On the strength of favourable reviews and swelling audiences, Ratsasan has picked up pace since its release on October 5 and has now opened to more screens in different parts of the country. The film’s cast includes Amala Paul, Kaali Venkat and Ramdoss.
“It is good to know that audiences are willing to watch anybody on the screen provided the acting and content are good,” Vishnu said. “There are no particular prerequisites for a film to do well anymore.”
Ratsasan revolves around the cat-and-mouse game between Arun (Vishnu) and a serial killer on the prowl. While the serial killer genre is anything but new to Tamil cinema, Ratsasan stood out for its realistic and grounded character sketches, Vishnu observed.

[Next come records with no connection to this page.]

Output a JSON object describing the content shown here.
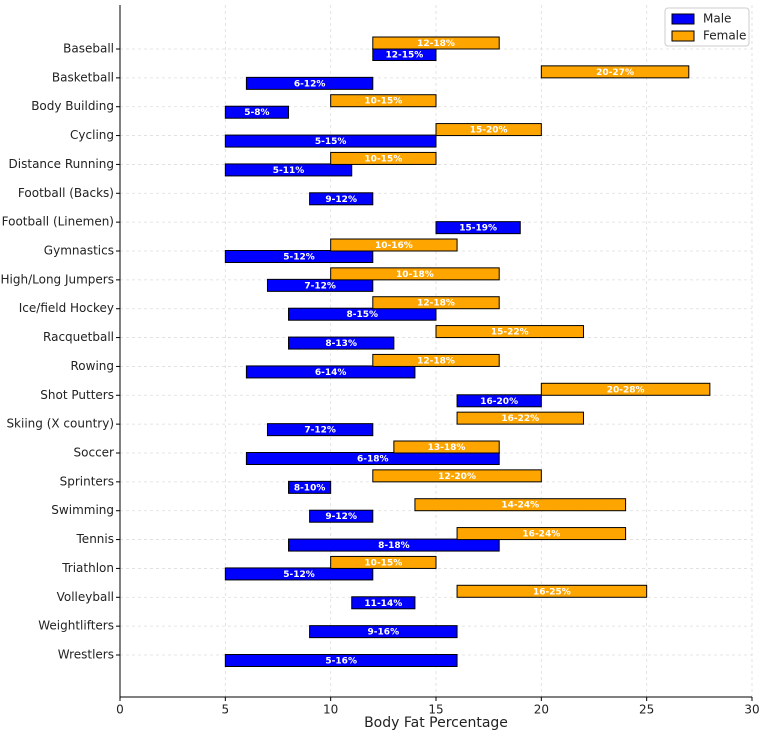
{
  "chart_data": {
    "type": "range-bar",
    "xlabel": "Body Fat Percentage",
    "categories": [
      "Baseball",
      "Basketball",
      "Body Building",
      "Cycling",
      "Distance Running",
      "Football (Backs)",
      "Football (Linemen)",
      "Gymnastics",
      "High/Long Jumpers",
      "Ice/field Hockey",
      "Racquetball",
      "Rowing",
      "Shot Putters",
      "Skiing (X country)",
      "Soccer",
      "Sprinters",
      "Swimming",
      "Tennis",
      "Triathlon",
      "Volleyball",
      "Weightlifters",
      "Wrestlers"
    ],
    "series": [
      {
        "name": "Male",
        "color": "#0000ff",
        "values": [
          [
            12,
            15
          ],
          [
            6,
            12
          ],
          [
            5,
            8
          ],
          [
            5,
            15
          ],
          [
            5,
            11
          ],
          [
            9,
            12
          ],
          [
            15,
            19
          ],
          [
            5,
            12
          ],
          [
            7,
            12
          ],
          [
            8,
            15
          ],
          [
            8,
            13
          ],
          [
            6,
            14
          ],
          [
            16,
            20
          ],
          [
            7,
            12
          ],
          [
            6,
            18
          ],
          [
            8,
            10
          ],
          [
            9,
            12
          ],
          [
            8,
            18
          ],
          [
            5,
            12
          ],
          [
            11,
            14
          ],
          [
            9,
            16
          ],
          [
            5,
            16
          ]
        ],
        "value_labels": [
          "12-15%",
          "6-12%",
          "5-8%",
          "5-15%",
          "5-11%",
          "9-12%",
          "15-19%",
          "5-12%",
          "7-12%",
          "8-15%",
          "8-13%",
          "6-14%",
          "16-20%",
          "7-12%",
          "6-18%",
          "8-10%",
          "9-12%",
          "8-18%",
          "5-12%",
          "11-14%",
          "9-16%",
          "5-16%"
        ]
      },
      {
        "name": "Female",
        "color": "#ffa500",
        "values": [
          [
            12,
            18
          ],
          [
            20,
            27
          ],
          [
            10,
            15
          ],
          [
            15,
            20
          ],
          [
            10,
            15
          ],
          null,
          null,
          [
            10,
            16
          ],
          [
            10,
            18
          ],
          [
            12,
            18
          ],
          [
            15,
            22
          ],
          [
            12,
            18
          ],
          [
            20,
            28
          ],
          [
            16,
            22
          ],
          [
            13,
            18
          ],
          [
            12,
            20
          ],
          [
            14,
            24
          ],
          [
            16,
            24
          ],
          [
            10,
            15
          ],
          [
            16,
            25
          ],
          null,
          null
        ],
        "value_labels": [
          "12-18%",
          "20-27%",
          "10-15%",
          "15-20%",
          "10-15%",
          null,
          null,
          "10-16%",
          "10-18%",
          "12-18%",
          "15-22%",
          "12-18%",
          "20-28%",
          "16-22%",
          "13-18%",
          "12-20%",
          "14-24%",
          "16-24%",
          "10-15%",
          "16-25%",
          null,
          null
        ]
      }
    ],
    "xlim": [
      0,
      30
    ],
    "xticks": [
      0,
      5,
      10,
      15,
      20,
      25,
      30
    ],
    "grid": true,
    "legend": "upper right"
  }
}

“When we usually talk about psychopaths in films, they are loud,” the actor said. “But this character really interested me as he does not even speak in the film. How somebody who does not want to be a cop and who barely speaks is behind a serial killer seemed like a very powerful story to me.”
Vishnu’s preparation involved spending his spare hours in a deserted room in an effort to internalise a feeling of discomfort. “We started off the shoot in this particularly small room, which is my character’s room in the movie,” he said. “All the four walls in the room had photos and details of all the psychopaths from the world. I used to sit in the room for hours even during break time to experience that discomfort.”
Like Arun in the film, Vishnu’s career choice was accidental. The 34-year-old actor was once a professional cricketer playing for Tamil Nadu with dreams of joining the national team. However, Vishnu’s dream was cut short by an injury, after which he found his calling in acting after some persuasion from his family.
“I am not from a film background, so I never knew I was going to end up in films,” Vishnu said. “You give me a cricket bat and I will play anywhere in the world. But in those few months I was bedridden, I took an interest in cinema as I spent my time watching a lot of movies.”
The actor rose to fame with his debut in Suseenthiran’s Vennila Kabadi Kuzhu (2009), in which he played Marimuthu, a spirited kabbadi player in a small town in Tamil Nadu. After a few box office duds, more roles in multi-starrers followed, including Ramkumar’s Mundasupatti (2014) and Indru Netru Naalai (2015).
This was when the actor realised that it was time to pick more character-heavy roles. “It was time to change gears,” Vishnu said. “If I was going to continue the same pattern, I was going to be stuck. So I took my first step with Kathanayagan [the 2017 film]. Even though it did not work, that was my first film in a lead role and it gave me confidence. Ratsasan too was a conscious decision to take up films that let me perform more.”
Vishnu’s journey in a film industry that has its fair share of second-generation actors hasn’t been without struggle and years of rejection.
“There was a time when I was about to quit cinema, and on one such day I went to watch a cricket match at Chepauk stadium,” he recalled. “The moment I entered, this player, who was my junior, scored a six. And suddenly there was a cheer behind me. Rajinikanth sir had come. At that moment, I felt that I was in neither place and felt like a loser in both cricket and cinema.” A few months after that day, Vennila Kabbadi Kuzhu came his way.
The key to surviving in a competitive industry is in taking criticism constructively, Vishnu observed. “I have always tried to do better when people put me down,” he said. “I always look out for criticism so that I understand what to do better.”
After having bagged the production rights to the Hindi remake of Ratsasan, the actor will be seen in Prabhu Solomon’s wildlife drama Kaadan alongside Rana Daggubati and the police comedy Silukkuvarupatti Singam. “It has been a great journey,” he said.